The scholar has become frail and sick due to too much sex (involving two sisters-in-law who are bisexual and into S&M). He goes to the brothel for treatment, where he is offered the top courtesan. At first, husband and wife cannot recognize each other; she looks at his penis and thinks it cannot be her husband's because his is small; he cannot recognize her because his eyesight is failing.

While they are having sex, he takes a close look at her figure and nipple and recognizes her.

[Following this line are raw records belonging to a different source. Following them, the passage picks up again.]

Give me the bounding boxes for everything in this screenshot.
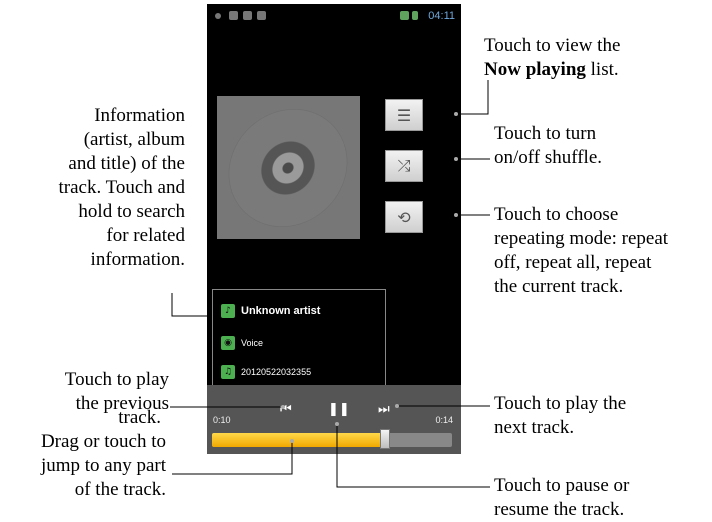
- annotation-shuffle-line2: on/off shuffle.: [494, 147, 603, 168]
- annotation-info: Information (artist, album and title) of…: [20, 104, 185, 314]
- leader-now-playing: [456, 80, 489, 115]
- annotation-pause-line: resume the track.: [494, 499, 625, 520]
- annotation-repeat-line: the current track.: [494, 276, 624, 297]
- annotation-info-line: track. Touch and: [58, 177, 185, 198]
- dot-previous: [281, 405, 285, 409]
- annotation-seek: Drag or touch to jump to any part of the…: [0, 430, 166, 502]
- dot-seek: [290, 439, 294, 443]
- annotation-next-line: next track.: [494, 417, 575, 438]
- dot-pause: [335, 422, 339, 426]
- annotation-pause: Touch to pause or resume the track.: [494, 474, 629, 522]
- dot-next: [395, 404, 399, 408]
- annotation-shuffle: Touch to turn on/off shuffle.: [494, 122, 602, 170]
- annotation-next: Touch to play the next track.: [494, 392, 626, 440]
- annotation-shuffle-line1: Touch to turn: [494, 123, 597, 144]
- leader-pause: [336, 424, 490, 488]
- annotation-repeat-line: off, repeat all, repeat: [494, 252, 652, 273]
- annotation-seek-line: jump to any part: [40, 455, 166, 476]
- annotation-info-line: (artist, album: [83, 129, 185, 150]
- annotation-repeat-line: repeating mode: repeat: [494, 228, 669, 249]
- annotation-info-line: hold to search: [78, 201, 185, 222]
- annotation-previous-line: Touch to play: [64, 369, 169, 390]
- annotation-seek-line: of the track.: [74, 479, 166, 500]
- annotation-repeat-line: Touch to choose: [494, 204, 619, 225]
- annotation-next-line: Touch to play the: [494, 393, 627, 414]
- leader-seek: [172, 441, 293, 475]
- now-playing-rest: list.: [585, 59, 619, 80]
- annotation-info-line: information.: [90, 249, 185, 270]
- dot-shuffle: [454, 157, 458, 161]
- dot-now-playing: [454, 112, 458, 116]
- now-playing-bold: Now playing: [484, 59, 586, 80]
- annotation-now-playing-line1: Touch to view the: [484, 35, 621, 56]
- dot-repeat: [454, 213, 458, 217]
- annotation-now-playing-line2: Now playing list.: [484, 58, 620, 82]
- annotation-info-line: Information: [94, 105, 185, 126]
- annotation-info-line: and title) of the: [68, 153, 185, 174]
- annotation-info-line: for related: [106, 225, 185, 246]
- annotation-now-playing: Touch to view the Now playing list.: [484, 34, 620, 82]
- annotation-repeat: Touch to choose repeating mode: repeat o…: [494, 203, 668, 299]
- annotation-previous: Touch to play the previous track.: [10, 368, 169, 430]
- annotation-seek-line: Drag or touch to: [40, 431, 166, 452]
- annotation-pause-line: Touch to pause or: [494, 475, 630, 496]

To her dismay, he screams, shouts and calls her a disgrace. To his dismay, she runs off and hangs herself. Yeung-Sheng, completely broken, goes back to the monk to ask for forgiveness.

==Cast==
- Amy Yip - Huk-Yeung/Chau-Yin
- Lawrence Ng - Mei Yeung-Sheng
- Kent Cheng - Dr. Tin Chan
- Lo Lieh - Choi Kun-Lun
- Carrie Ng - Mistress Ku
- Isabella Chow - Shui Chu
- Rena Murakami - Fa Sun (as Tomoko Ino)
- Mari Ayukawa - Wong Chut's wife
- Tim Wong - Emil Wu
- Tien Feng - Master Iron Doors (uncredited)
- Elvis Tsui - Wong Chut (uncredited)

==Box office==
In Hong Kong, the film grossed HK$18,424,224. This was enormous business considering the film was saddled with the restrictive Category III rating (the Hong Kong equivalent of NC-17 in the US).

==Critical reception==
Metacritic, which uses a weighted average, assigned the a score of 58 out of 100, based on 8 critics, indicating "mixed or average" reviews. Roger Ebert of the Chicago Sun-Times gave the film three stars out of four and wrote, "Hey, it's no masterpiece. It is what it is: soft-core eroticism. But on that basis, it succeeds."

==Sequels==
Sex and Zen went on to spin off two sequels, Sex and Zen II and Sex and Zen III. These are not sequels in plot, as each movie illustrates a different story also based on the sex manual.